Since all the links on this topic we have fall into one of those camps, I just gave you the short version. You can easily find these materials by searching the web or PubMed, using search terms such as: ecigs, e-cigarettes or vaping; together with: nanoparticles, metallic particles, air quality, particulate matter, vapor quality, secondhand vapor, etc. By: Burstyn, Polosa, Phillips, Etter, Siegel, Bates. (These are all pro-vaping medics and advocates, but I cannot even think of an anti-vaping medic who is not also associated with propaganda and even lies; and if someone is prepared to lie in order to suit their agenda then it tends to put the validity of everything they say in doubt).
In that camp you will find Goniewicz, Benowitz and many others. They have certainly done valuable research, but a proportion of it clearly has a commercial agenda, so it's hard to work out what is valid or not. You can disregard work by researchers such as Talbot, who are paid by pharmaceutical corporations to attack vaping (as pharma depends for a significant portion of its income on smoking-related disease).

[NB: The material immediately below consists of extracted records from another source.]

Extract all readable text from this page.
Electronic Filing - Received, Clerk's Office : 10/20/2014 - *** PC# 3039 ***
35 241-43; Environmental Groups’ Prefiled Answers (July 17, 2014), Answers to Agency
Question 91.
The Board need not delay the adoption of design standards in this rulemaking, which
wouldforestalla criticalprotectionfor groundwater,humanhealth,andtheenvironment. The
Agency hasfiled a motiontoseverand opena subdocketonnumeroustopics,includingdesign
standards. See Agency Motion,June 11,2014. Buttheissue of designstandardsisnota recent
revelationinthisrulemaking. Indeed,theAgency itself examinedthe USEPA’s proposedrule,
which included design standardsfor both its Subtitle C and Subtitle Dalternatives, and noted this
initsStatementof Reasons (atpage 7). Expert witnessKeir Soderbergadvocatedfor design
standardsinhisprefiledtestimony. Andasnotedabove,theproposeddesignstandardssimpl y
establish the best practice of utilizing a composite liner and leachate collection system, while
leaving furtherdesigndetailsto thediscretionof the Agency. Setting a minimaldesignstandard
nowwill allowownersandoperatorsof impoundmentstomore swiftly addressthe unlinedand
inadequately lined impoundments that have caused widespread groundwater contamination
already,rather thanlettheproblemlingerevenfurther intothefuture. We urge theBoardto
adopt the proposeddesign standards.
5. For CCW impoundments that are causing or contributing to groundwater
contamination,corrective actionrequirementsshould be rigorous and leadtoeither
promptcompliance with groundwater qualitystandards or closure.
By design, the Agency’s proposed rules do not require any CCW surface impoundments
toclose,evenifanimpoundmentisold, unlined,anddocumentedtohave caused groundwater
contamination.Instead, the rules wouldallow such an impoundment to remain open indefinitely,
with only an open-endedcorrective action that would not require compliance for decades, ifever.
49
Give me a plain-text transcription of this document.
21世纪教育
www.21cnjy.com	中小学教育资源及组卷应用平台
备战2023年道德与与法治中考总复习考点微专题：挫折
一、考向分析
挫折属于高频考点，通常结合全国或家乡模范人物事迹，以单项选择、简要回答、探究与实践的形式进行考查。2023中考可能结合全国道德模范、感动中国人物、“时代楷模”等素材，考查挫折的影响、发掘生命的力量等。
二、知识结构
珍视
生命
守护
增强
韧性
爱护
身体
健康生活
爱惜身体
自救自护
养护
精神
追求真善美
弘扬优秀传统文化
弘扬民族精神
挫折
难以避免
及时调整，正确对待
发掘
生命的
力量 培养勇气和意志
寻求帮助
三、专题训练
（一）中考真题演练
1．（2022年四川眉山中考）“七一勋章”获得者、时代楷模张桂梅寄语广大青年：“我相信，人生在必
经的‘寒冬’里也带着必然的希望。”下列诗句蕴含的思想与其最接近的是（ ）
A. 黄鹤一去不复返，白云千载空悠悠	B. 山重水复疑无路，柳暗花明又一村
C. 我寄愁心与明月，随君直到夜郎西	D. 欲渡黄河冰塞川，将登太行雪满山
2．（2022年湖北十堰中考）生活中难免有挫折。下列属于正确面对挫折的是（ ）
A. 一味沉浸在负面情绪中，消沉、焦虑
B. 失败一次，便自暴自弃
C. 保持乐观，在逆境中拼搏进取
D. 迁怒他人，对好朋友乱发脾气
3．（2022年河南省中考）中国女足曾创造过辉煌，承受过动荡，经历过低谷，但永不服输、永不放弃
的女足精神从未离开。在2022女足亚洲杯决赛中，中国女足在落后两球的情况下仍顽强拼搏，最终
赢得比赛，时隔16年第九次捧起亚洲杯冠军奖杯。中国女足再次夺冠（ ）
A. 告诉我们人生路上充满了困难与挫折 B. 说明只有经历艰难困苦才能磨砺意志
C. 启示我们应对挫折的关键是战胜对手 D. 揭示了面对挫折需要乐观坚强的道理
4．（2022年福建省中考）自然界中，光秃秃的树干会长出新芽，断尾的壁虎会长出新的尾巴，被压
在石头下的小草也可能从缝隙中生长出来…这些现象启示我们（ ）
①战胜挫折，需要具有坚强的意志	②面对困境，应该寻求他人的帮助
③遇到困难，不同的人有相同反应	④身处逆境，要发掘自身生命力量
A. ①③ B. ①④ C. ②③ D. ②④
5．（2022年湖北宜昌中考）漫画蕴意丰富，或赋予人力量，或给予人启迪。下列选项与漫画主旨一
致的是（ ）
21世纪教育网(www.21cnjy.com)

You can completely disregard any statements by or research published on behalf of the FDA or CDC, since - at least in the vaping-related area - their materials have more blatant lies per square inch than all other fields of medicine and public health put together. They appear to work exclusively for the pharmaceutical industry, not the public.
So the short version is:
- There is no valid issue currently identified by experts in the precise topics under discussion.
- This does not mean that something may not turn up later, after decades of experience (we only have 8 years' experience of vaping to date, and only about 50 million user-years, and neither of these is enough to definitively state there are no problems).
- Vaping is not completely safe - it can't be, since we are only built to inhale air along with airborne particulate matter encountered in a forest; it is just a lot safer than smoking.
- You can decide yourself what the safety improvement is, since the experts can't agree; start at around 1,000 times safer than smoking and you probably won't be far out [by more than one order of magnitude anyway

]. This still means someone somewhere will die from something that is vape-related. We all take the bet it won't be us, as the odds for smokers are a whole lot worse.
There is only one proven safe and effective alternative to smoking, and that is Swedish Snus. It is proven (not simply demonstrated or posited) that the health outcomes for smokers who switch to Snus and those who totally quit are the same. That is to say, it doesn't matter if you totally quit smoking and nicotine, or instead go on to become a Snus user, then your health issues will statistically be the same (meaning on average there is no difference). For more info see the work of Foulds, Rodu, Phillips, PN Lee, Lee & Hamling, and analysis by Bates and others.
Obviously, we are all betting (or hoping) that vaping turns out to be as safe as Snusing. Neither are safe; someone somewhere will experience a medical condition as a result; but we already know, as far as Snus is concerned, that the effects are statistically invisible.